Currently the World Bank is working with the government to create a database for people living below the higher poverty threshold. DFID is planning to work with the Ministry of Finance to develop a database of people who are in the safety nets. WFP is working at the upazilla level to identify regions with high levels of poverty that need to be specifically targeted.
Change Monitoring System. CMS allows Shire to track all its beneficiaries (census, not sample basis) to identify who is successfully climbing out of poverty and who need some more assistance. This makes it possible to target easily and adjust support as necessary.
Giving the poorest assets or skills. A handful of programmes working with the extreme poor in Bangladesh (including Shiree, BRAC-CFPR, CLP, REOPA, FSUP, Nobo Jibon) have had great success. Large government projects such as Ekti Bari Ekti Khamar should be brought into the extreme poverty targeting effort. Union Chairmen should have a database of the extreme poorin their union, and they should be rewarded monetarily for every 10% of extreme poverty reduced in their area. Shiree estimated the cost of lifting 1 million families out of extreme poverty a year, for the next six years, at $3 billion USD. This is not an exorbitant amount for such a goal.

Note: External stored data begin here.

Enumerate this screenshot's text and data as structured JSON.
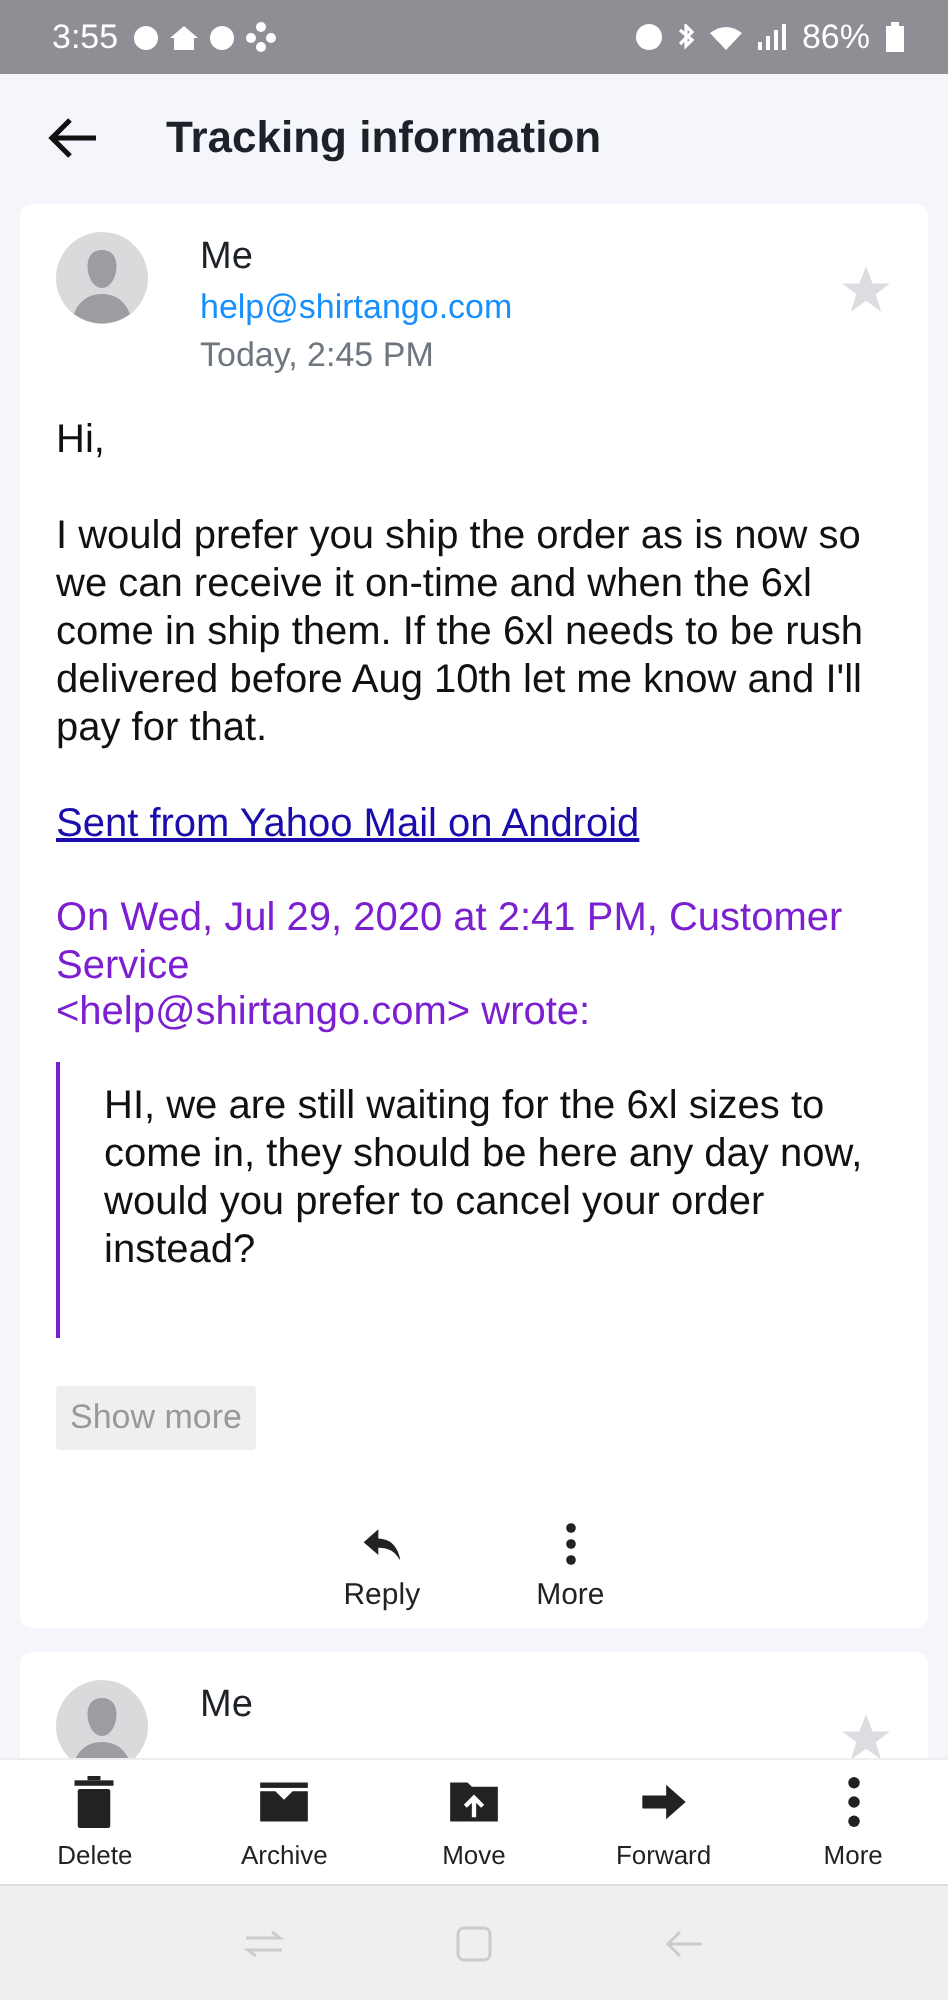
{
  "status_bar": {
    "time": "3:55",
    "battery": "86%"
  },
  "header": {
    "title": "Tracking information"
  },
  "messages": [
    {
      "sender": "Me",
      "address": "help@shirtango.com",
      "date": "Today, 2:45 PM",
      "starred": false,
      "body": [
        "Hi,",
        "I would prefer you ship the order as is now so we can receive it on-time and when the 6xl come in ship them. If the 6xl needs to be rush delivered before Aug 10th let me know and I'll pay for that."
      ],
      "signature_link": "Sent from Yahoo Mail on Android",
      "quote_header": [
        "On Wed, Jul 29, 2020 at 2:41 PM, Customer Service",
        "<help@shirtango.com> wrote:"
      ],
      "quote": "HI, we are still waiting for the 6xl sizes to come in, they should be here any day now, would you prefer to cancel your order instead?",
      "show_more": "Show more",
      "actions": [
        {
          "label": "Reply"
        },
        {
          "label": "More"
        }
      ]
    },
    {
      "sender": "Me",
      "starred": false
    }
  ],
  "toolbar": [
    {
      "label": "Delete"
    },
    {
      "label": "Archive"
    },
    {
      "label": "Move"
    },
    {
      "label": "Forward"
    },
    {
      "label": "More"
    }
  ]
}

Access to services. The second action necessary as outlined by the Manifesto for the Extreme Poor is to ensure access to public services and social protection transfers. The poorest are more susceptible to illnesses as they are chronically malnourished and often working in hazardous conditions. Illnesses wipe out their minimum ability to earn money from physical labour and loans taken to pay for a single treatment can throw a poor family into debt for the rest of their lives. An audit of the role of health and education services in targeting the poorest is needed.
Policies. The third action outlined in the Manifesto relates to pro-poor policies. This includes strategies to encourage fair wages and safe working conditions, mobilise CSR funds, provide wide-scale vocational training and enhance routes for the extreme poor to graduate into formal employment opportunities. With over 8 million extremely poor youths in Bangladesh, policies should encourage the private sector to tap into the talent of an expanding labour force. Gender dimensions are critical and need to be handled with special attention if we are truly to eradicate extreme poverty and maintain a balanced society.
The writer is Head of Advocacy at Shiree.